I found this issue while calling Interpretation.from_learner(learn) but AFAICT it appears anytime Learner.get_preds() is called if its metrics also include LossMetrics, coupled with a custom loss that has a reduction attribute*.

*Unless the partial loss attributes in the custom loss object are treated in just the right way – see below.

Learner.get_preds() sets up a context manager which disables reductions, leaving losses with shape (bs). That’s great for things like 'Interpretation.top_losses()`.
During the validation run a call is made to LossMetric.accumulate(). This method (it seems to me) simply assumes that the loss has ‘mean’ reduction; that would explain the multiplication by bs. But now if my validation dataset is not exactly divisible by bs, the linked line will try to add up two tensors of different dimensions, one of size bs and the other of the remainder of len(val_ds)/bs.

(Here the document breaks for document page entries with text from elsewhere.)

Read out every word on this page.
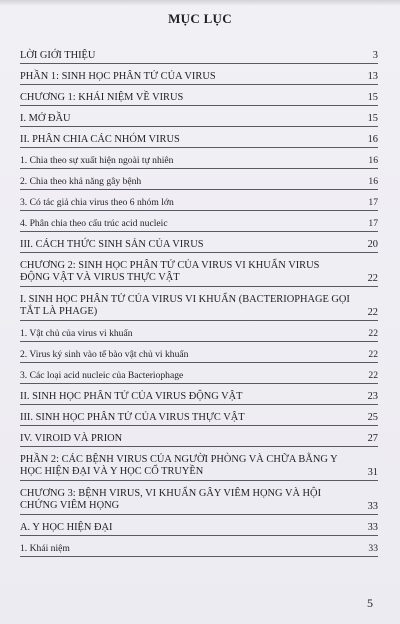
MỤC LỤC
LỜI GIỚI THIỆU	3
PHẦN 1: SINH HỌC PHÂN TỬ CỦA VIRUS	13
CHƯƠNG 1: KHÁI NIỆM VỀ VIRUS	15
I. MỞ ĐẦU	15
II. PHÂN CHIA CÁC NHÓM VIRUS	16
1. Chia theo sự xuất hiện ngoài tự nhiên	16
2. Chia theo khả năng gây bệnh	16
3. Có tác giả chia virus theo 6 nhóm lớn	17
4. Phân chia theo cấu trúc acid nucleic	17
III. CÁCH THỨC SINH SẢN CỦA VIRUS	20
CHƯƠNG 2: SINH HỌC PHÂN TỬ CỦA VIRUS VI KHUẨN VIRUS ĐỘNG VẬT VÀ VIRUS THỰC VẬT	22
I. SINH HỌC PHÂN TỬ CỦA VIRUS VI KHUẨN (BACTERIOPHAGE GỌI TẮT LÀ PHAGE)	22
1. Vật chủ của virus vi khuẩn	22
2. Virus ký sinh vào tế bào vật chủ vi khuẩn	22
3. Các loại acid nucleic của Bacteriophage	22
II. SINH HỌC PHÂN TỬ CỦA VIRUS ĐỘNG VẬT	23
III. SINH HỌC PHÂN TỬ CỦA VIRUS THỰC VẬT	25
IV. VIROID VÀ PRION	27
PHẦN 2: CÁC BỆNH VIRUS CỦA NGƯỜI PHÒNG VÀ CHỮA BẰNG Y HỌC HIỆN ĐẠI VÀ Y HỌC CỔ TRUYỀN	31
CHƯƠNG 3: BỆNH VIRUS, VI KHUẨN GÂY VIÊM HỌNG VÀ HỘI CHỨNG VIÊM HỌNG	33
A. Y HỌC HIỆN ĐẠI	33
1. Khái niệm	33
5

There are at least two ways to get around this problem.
a. The issue is trivially fixed by overwriting learn.metrics = [], but that’s quite hacky.
b. LossMetrics is there to read attributes of your custom loss function – so if you have two losses, you just save their values as self.loss1 and self.loss2 and add LossMetrics(["loss1", "loss2"]) to your Learner. If you make sure that the saved attributes are always mean-reduced losses (i.e. scalars), everything will work out just fine.